Saturday, November 8, 2008

First Impressions Pay Off

By Mark Brousseau

For services and solutions providers, making a positive first impression is important, says Scott Swidersky (, vice president, Information Systems Division, of Quality Associates, Inc. (QAI), a 300-employee, Fulton, MD-based provider of systems integration and outsourced services. And Swidersky has the sales results to prove it. After investing in a multi-story, 120,000-square-foot corporate facility two years ago, QAI’s revenues will grow 30 percent this year – in large part from the impact of bringing prospects to the company’s swanky facility.

Swidersky spoke during AIIM's 33rd Annual Document Management Service Providers Executive Forum in Austin last week.

“It’s always difficult finding sales opportunities. And it’s difficult working these opportunities through the sales cycle. But it’s even more difficult to close sales opportunities. With this in mind, we started investing in our corporate facilities to distinguish ourselves from our competitors,” Swidersky says.

“Part of our sales strategy is trying to distinguish ourselves as an organization.
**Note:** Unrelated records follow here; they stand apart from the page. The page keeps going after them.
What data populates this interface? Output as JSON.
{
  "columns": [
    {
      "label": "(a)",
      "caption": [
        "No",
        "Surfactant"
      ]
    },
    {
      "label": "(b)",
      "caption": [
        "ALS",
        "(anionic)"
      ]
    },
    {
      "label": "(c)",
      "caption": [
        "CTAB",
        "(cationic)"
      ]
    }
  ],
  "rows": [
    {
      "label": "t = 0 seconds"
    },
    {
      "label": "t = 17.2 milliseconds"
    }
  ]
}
We have a lot of competitors in the Washington D.C. area, and some of them are huge systems integrators – Lockheed Martin, EDS, and CSC," Swidersky explains. "We find that the positive impression our facility leaves on prospects is the single largest distinguishing factor in our sales cycle.”

In addition to helping QAI attract new clients, the facility also boosted employee morale. “And it helps in our ability to attract quality people as it shows that we are providing a career, not just a job,” he says.
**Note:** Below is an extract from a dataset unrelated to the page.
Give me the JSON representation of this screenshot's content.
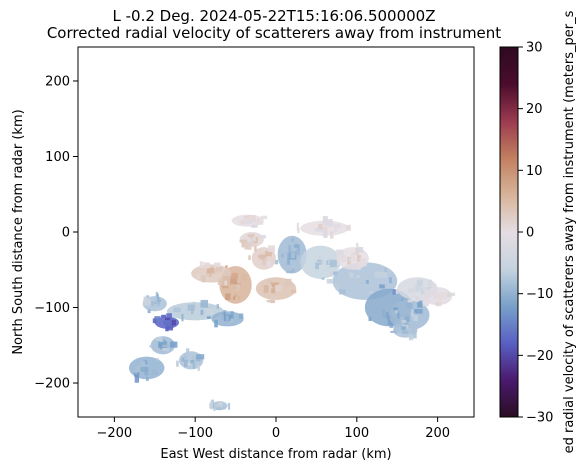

QAI’s modern facility includes a learning center, where vendors can demonstrate new solutions and QAI can conduct client training; dedicated work spaces for client projects; and a lab that provides testing and product demonstration space for employees and clients alike. Since moving into the new space, QAI hosts periodic educational events for clients in its offices – providing education for the clients, while strengthening the relationship between QAI staff and the company’s customers.

“We are always inviting prospects and clients back to our offices,” Swidersky notes. “This demonstrates confidence. And confidence is a big part of the sales cycle.”

“We are proud of our facility, and it shows,” Swidersky says.